As Mississippians begin to recover from recent flooding, new fears over potential health risks are cropping up.
As many begin to clean and rebuild, health officials are warning Mississippians to use caution.
According to the Centers for Disease Control, floodwaters and their remnants can be havens for water-borne diseases, such as typhoid fever, cholera and hepatitis.
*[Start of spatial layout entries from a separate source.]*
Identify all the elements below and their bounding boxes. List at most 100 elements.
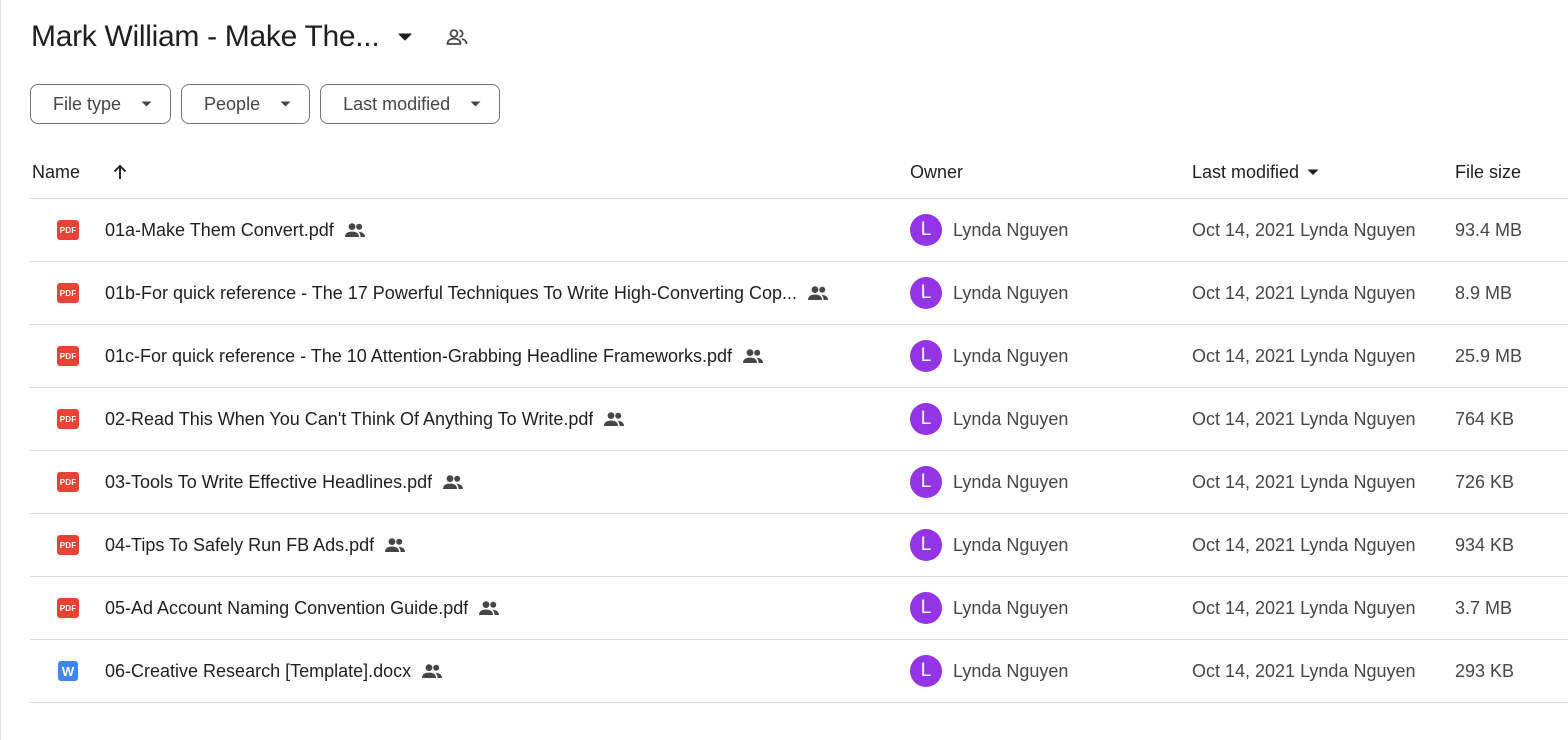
owner-name: Lynda Nguyen [953, 660, 1069, 681]
filter-chips: File type People Last modified [30, 84, 501, 124]
file-name: 06-Creative Research [Template].docx [105, 660, 412, 681]
pdf-file-icon: PDF [56, 577, 80, 639]
file-name-cell[interactable]: 01c-For quick reference - The 10 Attenti… [105, 325, 895, 387]
word-doc-icon: W [56, 640, 80, 702]
last-modified-cell: Oct 14, 2021 Lynda Nguyen [1192, 471, 1416, 492]
owner-cell: L Lynda Nguyen [910, 325, 1068, 387]
last-modified-cell: Oct 14, 2021 Lynda Nguyen [1192, 282, 1416, 303]
filter-chip-file-type[interactable]: File type [30, 84, 172, 124]
file-size-cell: 93.4 MB [1455, 219, 1523, 240]
owner-cell: L Lynda Nguyen [910, 199, 1068, 261]
file-row[interactable]: PDF 04-Tips To Safely Run FB Ads.pdf L Lynd… [30, 514, 1568, 577]
arrow-up-icon[interactable] [108, 146, 132, 198]
owner-cell: L Lynda Nguyen [910, 514, 1068, 576]
file-row[interactable]: PDF 05-Ad Account Naming Convention Guide… [30, 577, 1568, 640]
column-header-owner[interactable]: Owner [910, 146, 963, 198]
owner-cell: L Lynda Nguyen [910, 388, 1068, 450]
shared-people-icon [742, 348, 764, 364]
file-name-cell[interactable]: 01a-Make Them Convert.pdf [105, 199, 895, 261]
column-header-last-modified[interactable]: Last modified [1192, 146, 1319, 198]
caret-down-icon[interactable] [393, 25, 417, 49]
file-size-cell: 25.9 MB [1455, 345, 1523, 366]
shared-people-icon [442, 474, 464, 490]
file-name-cell[interactable]: 04-Tips To Safely Run FB Ads.pdf [105, 514, 895, 576]
owner-name: Lynda Nguyen [953, 345, 1069, 366]
shared-people-icon [807, 285, 829, 301]
file-name-cell[interactable]: 05-Ad Account Naming Convention Guide.pd… [105, 577, 895, 639]
column-header-file-size[interactable]: File size [1455, 146, 1521, 198]
column-header-last-modified-label: Last modified [1192, 161, 1300, 182]
owner-name: Lynda Nguyen [953, 408, 1069, 429]
file-size-cell: 3.7 MB [1455, 597, 1513, 618]
owner-cell: L Lynda Nguyen [910, 640, 1068, 702]
file-name-cell[interactable]: 03-Tools To Write Effective Headlines.pd… [105, 451, 895, 513]
file-name: 01a-Make Them Convert.pdf [105, 219, 334, 240]
file-row[interactable]: PDF 01c-For quick reference - The 10 Atte… [30, 325, 1568, 388]
caret-down-icon [470, 101, 481, 107]
file-size-cell: 8.9 MB [1455, 282, 1513, 303]
avatar: L [910, 466, 942, 498]
drive-folder-view: Mark William - Make The... File type Peop… [0, 0, 1568, 740]
owner-name: Lynda Nguyen [953, 471, 1069, 492]
file-type-badge: W [58, 661, 78, 681]
folder-title[interactable]: Mark William - Make The... [31, 20, 380, 54]
shared-people-icon [478, 600, 500, 616]
filter-chip-label: People [204, 93, 261, 114]
last-modified-cell: Oct 14, 2021 Lynda Nguyen [1192, 597, 1416, 618]
avatar: L [910, 214, 942, 246]
avatar: L [910, 592, 942, 624]
filter-chip-label: Last modified [343, 93, 451, 114]
owner-name: Lynda Nguyen [953, 597, 1069, 618]
caret-down-icon [280, 101, 291, 107]
last-modified-cell: Oct 14, 2021 Lynda Nguyen [1192, 660, 1416, 681]
file-row[interactable]: PDF 01b-For quick reference - The 17 Powe… [30, 262, 1568, 325]
avatar: L [910, 340, 942, 372]
owner-name: Lynda Nguyen [953, 282, 1069, 303]
avatar: L [910, 529, 942, 561]
file-type-badge: PDF [57, 598, 79, 618]
file-type-badge: PDF [57, 283, 79, 303]
file-row[interactable]: W 06-Creative Research [Template].docx L Ly… [30, 640, 1568, 703]
file-size-cell: 726 KB [1455, 471, 1515, 492]
file-size-cell: 764 KB [1455, 408, 1515, 429]
owner-name: Lynda Nguyen [953, 219, 1069, 240]
owner-cell: L Lynda Nguyen [910, 451, 1068, 513]
file-name-cell[interactable]: 01b-For quick reference - The 17 Powerfu… [105, 262, 895, 324]
file-type-badge: PDF [57, 220, 79, 240]
owner-cell: L Lynda Nguyen [910, 262, 1068, 324]
last-modified-cell: Oct 14, 2021 Lynda Nguyen [1192, 219, 1416, 240]
last-modified-cell: Oct 14, 2021 Lynda Nguyen [1192, 345, 1416, 366]
column-header-name[interactable]: Name [32, 146, 80, 198]
file-list: Name Owner Last modified File size PDF 01… [30, 146, 1568, 703]
owner-name: Lynda Nguyen [953, 534, 1069, 555]
caret-down-icon [1307, 169, 1319, 176]
file-name: 01c-For quick reference - The 10 Attenti… [105, 345, 732, 366]
file-name: 04-Tips To Safely Run FB Ads.pdf [105, 534, 375, 555]
shared-people-icon [384, 537, 406, 553]
file-row[interactable]: PDF 02-Read This When You Can't Think Of … [30, 388, 1568, 451]
shared-people-icon [344, 222, 366, 238]
file-name: 03-Tools To Write Effective Headlines.pd… [105, 471, 433, 492]
file-row[interactable]: PDF 03-Tools To Write Effective Headlines… [30, 451, 1568, 514]
filter-chip-last-modified[interactable]: Last modified [320, 84, 501, 124]
file-row[interactable]: PDF 01a-Make Them Convert.pdf L Lynda Nguye… [30, 199, 1568, 262]
file-name-cell[interactable]: 06-Creative Research [Template].docx [105, 640, 895, 702]
last-modified-cell: Oct 14, 2021 Lynda Nguyen [1192, 408, 1416, 429]
file-name: 02-Read This When You Can't Think Of Any… [105, 408, 594, 429]
caret-down-icon [141, 101, 152, 107]
file-type-badge: PDF [57, 346, 79, 366]
avatar: L [910, 655, 942, 687]
people-outline-icon[interactable] [443, 23, 471, 51]
file-type-badge: PDF [57, 472, 79, 492]
filter-chip-people[interactable]: People [181, 84, 311, 124]
filter-chip-label: File type [53, 93, 122, 114]
pdf-file-icon: PDF [56, 451, 80, 513]
pdf-file-icon: PDF [56, 262, 80, 324]
file-type-badge: PDF [57, 409, 79, 429]
avatar: L [910, 277, 942, 309]
avatar: L [910, 403, 942, 435]
file-name-cell[interactable]: 02-Read This When You Can't Think Of Any… [105, 388, 895, 450]
pdf-file-icon: PDF [56, 325, 80, 387]
pdf-file-icon: PDF [56, 388, 80, 450]
file-size-cell: 293 KB [1455, 660, 1515, 681]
But pests like mosquitoes can also be a problem. The recent spread of Zika in Central America and the constant threat of the West Nile Virus have some worried flooding will cause an explosion of mosquito-borne illnesses.
But those particular threats may be overblown.
“Mosquito problems can be quite intense, but there’s not much of a disease threat associated with them,” says Mississippi State Entomologist Jerome Goddard. “The types of mosquitoes that breed in floodwaters from storms or heavy rains or whatever like that are not usually involved in disease transmission.”
However, the coming swarm of mosquitoes may pose other threats.
There’s secondary infection from mosquito biting,” says Goddard. Some people have allergic-type reactions from the biting. Then there’s always this nuisance effect. If you’re being bitten 300 times a minute when you’re outside, it affects your health. If nothing else it affects your mental health.”
Goddard says flood-borne mosquitoes may take up to two weeks to hatch, and may last up to four to six weeks.